One of the US and Western officials who described the initial assessment said it determined that Prigozhin was “very likely” targeted and that the explosion falls in line with Putin’s “long history of trying to silence his critics”.
Pentagon spokesperson General Pat Ryder said press reports that a surface-to-air missile took down the plane were inaccurate. He declined to say whether the US suspected a bomb or believed the crash was an assassination.
FSB ‘most likely’ behind plane crash: British security sources
Shortly after the crash, British security sources told the BBC that Russia’s Federal Security Service, the FSB, was “most likely to have targeted Yevgeny Prigozhin’s plane”.
UK defence sources tell BBC: Prigozhin’s plane most likely brought down by Russia’s FSB domestic intel agency. Likely to strengthen position of Prigozhin’s enemies: Shoigu and Gerasimov. #Prigozhin
— Frank Gardner (@FrankRGardner) August 24, 2023
The UK’s Secret Intelligence Service, the MI6’s former head, Richard Dearlove, also told the Telegraph newspaper that Prigozhin’s death was “unsurprising”.
“I’m sure it’ll be presented as an accident, and there will be an element of doubt, but everyone in the West will come to the same conclusion – that this is Putin’s revenge on people who challenge his power base,” he added.
Air defences hit plane: pro-Wagner Telegram channel
Prigozhin supporters claimed on pro-Wagner channels of Telegram messaging app that the plane was deliberately downed.
A post by Grey Zone, a Wagner-connected social media channel, claimed Russian anti-aircraft defences had shot down the plane.
It said that residents heard “two bursts of characteristic air defence fire” before the crash.
“This is confirmed by inversion traces in the sky in one of the videos,” it added.
Eyewitness accounts report explosion before crash
The plane crashed near the village of Kuzhenkino in Russia’s Tver region.

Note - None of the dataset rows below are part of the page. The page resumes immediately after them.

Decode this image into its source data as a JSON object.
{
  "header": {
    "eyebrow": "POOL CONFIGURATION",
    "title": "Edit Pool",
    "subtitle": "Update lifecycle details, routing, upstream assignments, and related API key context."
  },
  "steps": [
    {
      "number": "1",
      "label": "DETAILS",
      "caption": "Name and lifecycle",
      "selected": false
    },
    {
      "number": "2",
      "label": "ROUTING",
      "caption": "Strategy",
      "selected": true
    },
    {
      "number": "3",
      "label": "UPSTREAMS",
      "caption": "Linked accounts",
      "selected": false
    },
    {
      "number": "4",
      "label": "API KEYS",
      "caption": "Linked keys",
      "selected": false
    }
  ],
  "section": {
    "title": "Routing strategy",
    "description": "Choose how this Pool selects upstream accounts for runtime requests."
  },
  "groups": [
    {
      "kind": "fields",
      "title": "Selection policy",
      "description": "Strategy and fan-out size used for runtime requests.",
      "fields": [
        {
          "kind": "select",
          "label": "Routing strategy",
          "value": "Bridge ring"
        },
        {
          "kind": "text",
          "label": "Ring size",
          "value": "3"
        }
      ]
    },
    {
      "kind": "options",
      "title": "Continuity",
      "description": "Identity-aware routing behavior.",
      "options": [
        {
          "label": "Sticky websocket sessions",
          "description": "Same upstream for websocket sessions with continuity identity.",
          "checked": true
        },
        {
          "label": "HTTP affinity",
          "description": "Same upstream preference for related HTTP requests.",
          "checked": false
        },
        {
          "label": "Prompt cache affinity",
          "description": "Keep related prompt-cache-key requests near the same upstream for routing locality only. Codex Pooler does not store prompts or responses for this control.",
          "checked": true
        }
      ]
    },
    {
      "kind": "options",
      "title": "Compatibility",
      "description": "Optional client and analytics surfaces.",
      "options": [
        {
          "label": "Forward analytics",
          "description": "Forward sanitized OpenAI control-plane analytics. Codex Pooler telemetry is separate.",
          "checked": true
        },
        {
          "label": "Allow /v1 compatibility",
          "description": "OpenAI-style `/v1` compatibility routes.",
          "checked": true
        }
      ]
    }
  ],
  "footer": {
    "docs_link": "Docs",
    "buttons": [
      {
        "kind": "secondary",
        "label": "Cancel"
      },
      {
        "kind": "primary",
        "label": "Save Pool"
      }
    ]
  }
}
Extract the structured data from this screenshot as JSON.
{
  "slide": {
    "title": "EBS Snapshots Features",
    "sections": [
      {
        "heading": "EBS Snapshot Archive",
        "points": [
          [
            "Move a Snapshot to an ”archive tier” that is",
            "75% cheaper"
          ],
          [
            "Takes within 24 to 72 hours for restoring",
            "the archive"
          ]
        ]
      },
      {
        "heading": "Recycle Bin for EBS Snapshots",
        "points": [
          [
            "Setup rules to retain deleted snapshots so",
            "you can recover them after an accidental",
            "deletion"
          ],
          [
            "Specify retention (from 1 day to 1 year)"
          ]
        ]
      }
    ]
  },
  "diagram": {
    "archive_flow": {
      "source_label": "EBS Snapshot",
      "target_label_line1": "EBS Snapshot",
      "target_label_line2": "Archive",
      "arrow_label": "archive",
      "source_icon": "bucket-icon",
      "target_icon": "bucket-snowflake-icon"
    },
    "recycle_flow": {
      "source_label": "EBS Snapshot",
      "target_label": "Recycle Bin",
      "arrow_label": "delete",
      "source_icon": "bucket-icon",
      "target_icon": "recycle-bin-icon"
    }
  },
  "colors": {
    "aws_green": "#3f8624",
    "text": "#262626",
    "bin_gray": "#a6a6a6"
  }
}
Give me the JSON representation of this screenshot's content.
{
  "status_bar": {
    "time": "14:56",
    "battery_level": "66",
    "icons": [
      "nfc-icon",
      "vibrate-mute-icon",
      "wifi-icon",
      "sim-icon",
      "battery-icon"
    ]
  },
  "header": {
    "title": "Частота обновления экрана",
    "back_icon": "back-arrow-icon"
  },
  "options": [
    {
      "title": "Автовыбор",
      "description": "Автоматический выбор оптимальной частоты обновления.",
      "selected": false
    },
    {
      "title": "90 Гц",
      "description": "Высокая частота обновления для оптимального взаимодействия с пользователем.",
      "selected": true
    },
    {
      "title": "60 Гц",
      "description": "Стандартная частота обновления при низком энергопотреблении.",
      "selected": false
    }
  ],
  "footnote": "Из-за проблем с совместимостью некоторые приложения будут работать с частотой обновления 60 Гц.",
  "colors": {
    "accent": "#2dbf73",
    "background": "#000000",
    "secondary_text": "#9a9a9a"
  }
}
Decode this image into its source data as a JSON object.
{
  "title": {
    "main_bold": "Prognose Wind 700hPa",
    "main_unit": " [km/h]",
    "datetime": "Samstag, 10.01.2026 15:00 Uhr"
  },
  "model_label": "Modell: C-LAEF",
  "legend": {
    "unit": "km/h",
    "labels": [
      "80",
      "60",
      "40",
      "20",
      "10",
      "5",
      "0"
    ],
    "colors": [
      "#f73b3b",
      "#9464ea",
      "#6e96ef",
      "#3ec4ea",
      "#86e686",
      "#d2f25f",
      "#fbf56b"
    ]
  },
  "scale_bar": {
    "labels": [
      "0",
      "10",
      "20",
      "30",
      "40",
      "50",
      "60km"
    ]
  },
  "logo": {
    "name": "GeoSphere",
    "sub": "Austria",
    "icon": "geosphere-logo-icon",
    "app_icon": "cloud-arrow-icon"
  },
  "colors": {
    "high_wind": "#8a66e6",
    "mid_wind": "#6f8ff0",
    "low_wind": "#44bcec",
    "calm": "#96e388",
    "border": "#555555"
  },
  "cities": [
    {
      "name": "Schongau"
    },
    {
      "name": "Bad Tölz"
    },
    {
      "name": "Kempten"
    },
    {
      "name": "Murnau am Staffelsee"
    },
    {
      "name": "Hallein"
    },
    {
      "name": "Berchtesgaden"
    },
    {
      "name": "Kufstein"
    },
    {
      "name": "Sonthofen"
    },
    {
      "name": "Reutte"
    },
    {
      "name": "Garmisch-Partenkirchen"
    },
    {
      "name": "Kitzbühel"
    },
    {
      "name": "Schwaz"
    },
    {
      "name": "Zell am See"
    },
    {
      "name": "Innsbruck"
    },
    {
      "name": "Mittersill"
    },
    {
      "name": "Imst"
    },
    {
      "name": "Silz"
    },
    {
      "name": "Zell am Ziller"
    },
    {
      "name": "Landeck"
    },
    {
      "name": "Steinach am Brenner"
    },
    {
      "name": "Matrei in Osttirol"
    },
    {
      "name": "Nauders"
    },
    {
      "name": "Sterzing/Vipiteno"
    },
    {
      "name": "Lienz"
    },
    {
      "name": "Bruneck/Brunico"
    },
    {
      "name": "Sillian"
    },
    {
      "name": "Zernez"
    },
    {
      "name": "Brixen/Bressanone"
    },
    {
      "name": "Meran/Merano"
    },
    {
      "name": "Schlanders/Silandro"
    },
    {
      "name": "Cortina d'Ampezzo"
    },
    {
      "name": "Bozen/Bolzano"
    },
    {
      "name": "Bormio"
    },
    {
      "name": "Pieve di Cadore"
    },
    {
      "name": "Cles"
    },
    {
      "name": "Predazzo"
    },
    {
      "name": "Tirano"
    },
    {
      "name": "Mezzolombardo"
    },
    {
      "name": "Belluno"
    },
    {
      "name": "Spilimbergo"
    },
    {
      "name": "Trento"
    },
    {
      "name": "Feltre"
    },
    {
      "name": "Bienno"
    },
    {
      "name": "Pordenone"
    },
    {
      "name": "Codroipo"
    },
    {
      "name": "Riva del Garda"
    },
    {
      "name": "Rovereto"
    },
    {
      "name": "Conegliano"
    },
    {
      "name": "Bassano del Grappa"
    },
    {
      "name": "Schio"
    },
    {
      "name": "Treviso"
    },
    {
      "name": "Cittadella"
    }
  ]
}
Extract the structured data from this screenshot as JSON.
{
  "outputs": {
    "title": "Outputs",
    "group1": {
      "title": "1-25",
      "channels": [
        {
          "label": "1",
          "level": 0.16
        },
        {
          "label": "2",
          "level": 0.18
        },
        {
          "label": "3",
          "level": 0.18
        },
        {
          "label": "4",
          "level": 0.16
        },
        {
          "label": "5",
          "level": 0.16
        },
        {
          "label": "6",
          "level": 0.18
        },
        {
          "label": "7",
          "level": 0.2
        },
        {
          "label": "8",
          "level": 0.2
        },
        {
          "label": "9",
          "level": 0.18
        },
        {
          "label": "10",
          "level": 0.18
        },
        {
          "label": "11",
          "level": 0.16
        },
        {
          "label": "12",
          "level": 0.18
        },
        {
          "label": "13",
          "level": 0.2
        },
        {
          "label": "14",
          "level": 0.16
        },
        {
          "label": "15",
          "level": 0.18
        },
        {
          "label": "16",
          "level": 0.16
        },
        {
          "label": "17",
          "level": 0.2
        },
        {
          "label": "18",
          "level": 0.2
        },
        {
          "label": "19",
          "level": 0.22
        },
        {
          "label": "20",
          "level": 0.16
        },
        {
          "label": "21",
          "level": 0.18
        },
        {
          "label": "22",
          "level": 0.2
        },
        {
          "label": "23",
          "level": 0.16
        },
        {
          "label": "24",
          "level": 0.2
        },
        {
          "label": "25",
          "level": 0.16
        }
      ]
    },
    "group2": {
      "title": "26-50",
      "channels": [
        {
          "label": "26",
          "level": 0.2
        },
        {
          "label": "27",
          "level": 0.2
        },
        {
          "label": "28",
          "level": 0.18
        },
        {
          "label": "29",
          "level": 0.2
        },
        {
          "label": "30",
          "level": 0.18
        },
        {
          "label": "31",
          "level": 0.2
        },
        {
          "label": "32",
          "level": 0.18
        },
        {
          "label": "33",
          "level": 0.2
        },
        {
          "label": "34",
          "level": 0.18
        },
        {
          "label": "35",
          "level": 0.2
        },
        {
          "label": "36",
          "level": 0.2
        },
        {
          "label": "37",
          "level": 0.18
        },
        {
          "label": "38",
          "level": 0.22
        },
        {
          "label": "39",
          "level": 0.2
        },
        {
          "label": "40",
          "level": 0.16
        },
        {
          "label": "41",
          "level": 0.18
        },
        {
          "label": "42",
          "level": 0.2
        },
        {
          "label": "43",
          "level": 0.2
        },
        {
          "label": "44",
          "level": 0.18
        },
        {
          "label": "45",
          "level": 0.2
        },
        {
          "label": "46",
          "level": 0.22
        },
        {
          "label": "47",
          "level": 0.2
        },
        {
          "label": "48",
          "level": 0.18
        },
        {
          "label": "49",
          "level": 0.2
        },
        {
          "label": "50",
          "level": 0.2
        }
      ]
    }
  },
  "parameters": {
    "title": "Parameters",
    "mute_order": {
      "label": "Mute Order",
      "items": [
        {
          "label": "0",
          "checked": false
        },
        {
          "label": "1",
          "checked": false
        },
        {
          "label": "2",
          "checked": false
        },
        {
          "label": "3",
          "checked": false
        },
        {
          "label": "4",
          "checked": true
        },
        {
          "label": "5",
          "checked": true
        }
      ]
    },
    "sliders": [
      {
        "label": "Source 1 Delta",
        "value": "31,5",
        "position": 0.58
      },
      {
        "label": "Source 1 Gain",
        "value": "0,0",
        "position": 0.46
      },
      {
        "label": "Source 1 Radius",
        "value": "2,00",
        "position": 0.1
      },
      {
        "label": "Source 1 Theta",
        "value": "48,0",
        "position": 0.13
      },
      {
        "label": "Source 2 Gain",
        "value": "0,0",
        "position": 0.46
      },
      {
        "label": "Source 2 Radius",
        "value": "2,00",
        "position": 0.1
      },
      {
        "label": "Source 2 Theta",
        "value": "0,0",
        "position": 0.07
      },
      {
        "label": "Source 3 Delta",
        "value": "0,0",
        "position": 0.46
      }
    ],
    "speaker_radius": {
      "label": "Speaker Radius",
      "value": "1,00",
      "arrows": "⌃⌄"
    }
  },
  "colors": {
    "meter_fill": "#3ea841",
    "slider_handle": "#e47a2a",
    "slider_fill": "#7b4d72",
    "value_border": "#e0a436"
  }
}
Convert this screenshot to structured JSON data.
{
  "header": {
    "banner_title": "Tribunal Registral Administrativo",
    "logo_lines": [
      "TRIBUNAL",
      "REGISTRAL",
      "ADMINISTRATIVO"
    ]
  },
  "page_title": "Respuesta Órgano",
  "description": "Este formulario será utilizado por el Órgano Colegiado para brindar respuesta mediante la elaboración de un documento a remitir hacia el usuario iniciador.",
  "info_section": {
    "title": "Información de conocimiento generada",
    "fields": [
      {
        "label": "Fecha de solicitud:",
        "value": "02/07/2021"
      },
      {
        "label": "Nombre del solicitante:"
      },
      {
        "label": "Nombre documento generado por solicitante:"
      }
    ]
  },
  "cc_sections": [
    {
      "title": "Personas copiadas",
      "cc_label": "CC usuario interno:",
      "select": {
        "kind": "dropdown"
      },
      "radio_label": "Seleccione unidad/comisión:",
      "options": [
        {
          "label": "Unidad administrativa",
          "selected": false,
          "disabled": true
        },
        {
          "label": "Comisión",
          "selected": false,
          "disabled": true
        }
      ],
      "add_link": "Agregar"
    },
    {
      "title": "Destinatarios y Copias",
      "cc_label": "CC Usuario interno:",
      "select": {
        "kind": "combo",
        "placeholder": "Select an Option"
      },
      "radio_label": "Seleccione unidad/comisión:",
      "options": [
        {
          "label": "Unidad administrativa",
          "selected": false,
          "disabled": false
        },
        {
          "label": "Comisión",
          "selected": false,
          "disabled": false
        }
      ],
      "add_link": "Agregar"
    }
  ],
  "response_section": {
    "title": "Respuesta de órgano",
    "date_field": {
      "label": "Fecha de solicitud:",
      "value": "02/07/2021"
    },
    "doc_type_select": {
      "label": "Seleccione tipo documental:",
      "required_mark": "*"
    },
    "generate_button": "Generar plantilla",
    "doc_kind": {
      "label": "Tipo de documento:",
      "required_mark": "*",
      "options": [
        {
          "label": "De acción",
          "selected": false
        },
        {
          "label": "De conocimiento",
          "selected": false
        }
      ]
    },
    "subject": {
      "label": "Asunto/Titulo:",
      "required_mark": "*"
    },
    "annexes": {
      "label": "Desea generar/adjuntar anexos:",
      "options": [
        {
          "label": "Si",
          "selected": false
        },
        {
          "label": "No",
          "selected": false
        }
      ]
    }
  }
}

Kuzhenkino resident Vitaly Stepenok, 72, told the Reuters news agency: “I hear an explosion or a bang. Usually, if an explosion happens on the ground, then you get an echo, but it was just a bang, and I looked up and saw white smoke.”
“One wing flew off in one direction, and the fuselage went like that,” he said, gesturing with his arms to show how the plane headed down towards the ground.
“And then it glided down on one wing. It didn’t nose-dive, it was gliding.”
Another villager named Anatoly said: “In terms of what might have happened, I’ll just say this: It wasn’t thunder; it was a metallic bang. Let’s put it that way, I’ve heard things like that before.”
Aircraft ascended, descended several times before crash: Flightradar24
Flightradar24, a Swedish internet-based service that shows real-time aircraft flight tracking information, released a report on the plane crash that showed the aircraft had struggled to maintain altitude before it plummeted to the ground.
“Even though the aircraft was not transmitting position information, other data like altitude, speed, vertical rate, and autopilot settings were broadcast. It is this data that provides some insight into the final moments of the flight,” the report stated.
Flightradar24 says that after levelling off at 28,000 feet (8,534 metres) at 6:10pm (15:10 GMT), the aircraft continued in level flight at consistent speed until 6:19pm (15:19 GMT), at which point the vertical rate decreased dramatically causing the aircraft to descend briefly before climbing to a maximum altitude of 30,100 feet (9,174 metres) and then dropping to about 27,500 feet (8,382 metres).
Flightradar24 says the plane then climbed once more reaching 29,300 feet (8,931 metres) and levelling off once again before eventually spiralling into a fall to the ground.